Given the knowledge of Gabriela’s situation and how we can apply the direct communicative approach, I think the most suitable syllabus for her would be the content based syllabus with intervals of formative and continuous assessment. She already has a basic understanding of English, so it is important to engage her in other areas. By focusing the course on learning about different subjects, perhaps more often than not regarding business related topics, Gabriela will be more interested in the classes and see them less as a stressful area in which she must succeed at all times in order to keep her job. It is important to assess her ability throughout the course, not only to show her that she’s improving, but also her superiors her progress. The syllabus might follow a format of covering business meetings, technology in business, cross-cultural considerations, talking statistics and percentages, etc. Each unit has a wide range of opportunities to explore language learning, while maintaining an interesting atmosphere.
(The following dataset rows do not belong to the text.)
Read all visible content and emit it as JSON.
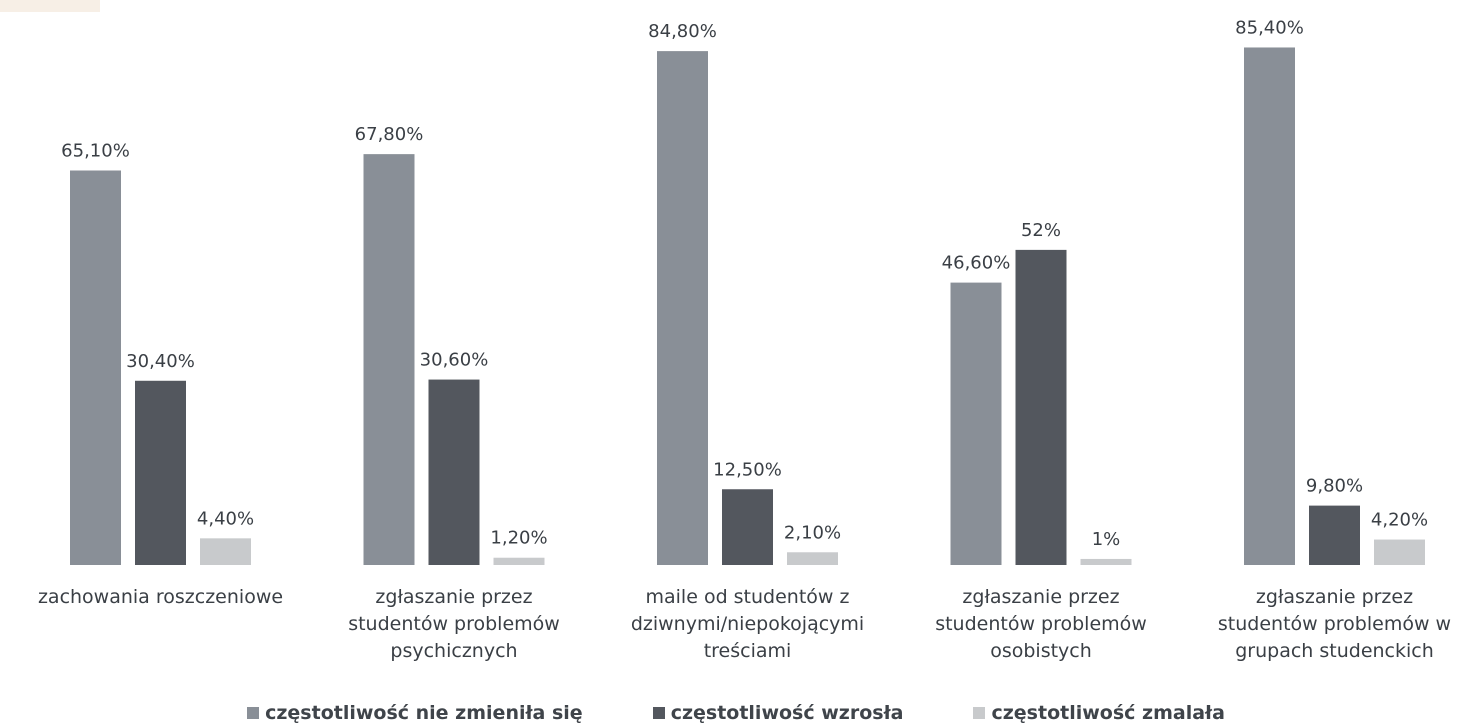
{
  "chart_data": {
    "type": "bar",
    "categories": [
      [
        "zachowania roszczeniowe"
      ],
      [
        "zgłaszanie przez",
        "studentów problemów",
        "psychicznych"
      ],
      [
        "maile od studentów z",
        "dziwnymi/niepokojącymi",
        "treściami"
      ],
      [
        "zgłaszanie przez",
        "studentów problemów",
        "osobistych"
      ],
      [
        "zgłaszanie przez",
        "studentów problemów w",
        "grupach studenckich"
      ]
    ],
    "series": [
      {
        "name": "częstotliwość nie zmieniła się",
        "color": "#898f97",
        "values": [
          65.1,
          67.8,
          84.8,
          46.6,
          85.4
        ],
        "labels": [
          "65,10%",
          "67,80%",
          "84,80%",
          "46,60%",
          "85,40%"
        ]
      },
      {
        "name": "częstotliwość wzrosła",
        "color": "#53575e",
        "values": [
          30.4,
          30.6,
          12.5,
          52,
          9.8
        ],
        "labels": [
          "30,40%",
          "30,60%",
          "12,50%",
          "52%",
          "9,80%"
        ]
      },
      {
        "name": "częstotliwość zmalała",
        "color": "#c8cacc",
        "values": [
          4.4,
          1.2,
          2.1,
          1,
          4.2
        ],
        "labels": [
          "4,40%",
          "1,20%",
          "2,10%",
          "1%",
          "4,20%"
        ]
      }
    ],
    "ylim": [
      0,
      100
    ],
    "grid": false,
    "legend_position": "bottom",
    "accent_color": "#f7efe6"
  }
}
Finally, let’s inspect a sample lesson plan concerning the topic of business meeting etiquette. First we will start the class with a greeting and an exchange of what we did yesterday, what we are doing today, and we will do tomorrow. This will allow us to get into an English learning mindset. Next, there will be a review of what constitutes business meeting etiquette and we will examine relevant vocabulary like on time, suit, posture, running late, business casual, taking notes, etc. The student will be asked to describe these phrases and words, or failing that, using them in a sentence. Once this has been reviewed, we will imagine a scenario where we are invited to a business meeting that will discuss the consolidation of two companies. Gabriela and I must think of all the things we need to have prepared for this type of meeting and we also need to think about how to properly present ourselves. Later on in the class, we may utilize cue card dialogues, role playing, and authentic material to further practice the target language. At the end, we will reflect on what we have done and she will give me feedback on the activities and I will give her feedback on her participation.
In conclusion, as English becomes more of a globalized language, specifically the preferred language in business, the ways in which we teach English will also have to modernize. While there are pros and cons in each teaching methodology, the end game is to be able to effectively communicate with your colleagues. Through the evolution of social media, technology and globalization, the exposure to native speakers will become much easier and more accessible. I personally think the exposure to native speakers is invaluable because it provides opportunities for non-native speakers to hear common phrasal verbs, idioms, and current slang in an authentic setting. I think a communicative approach is ultimately the best way to do this because it focuses more on making connections and having impactful lessons instead of relying only on memorization and repetition. Finally, there are advantages to behaviorism and the GTM, but the future of English teaching will always remain focused on communication and practical use.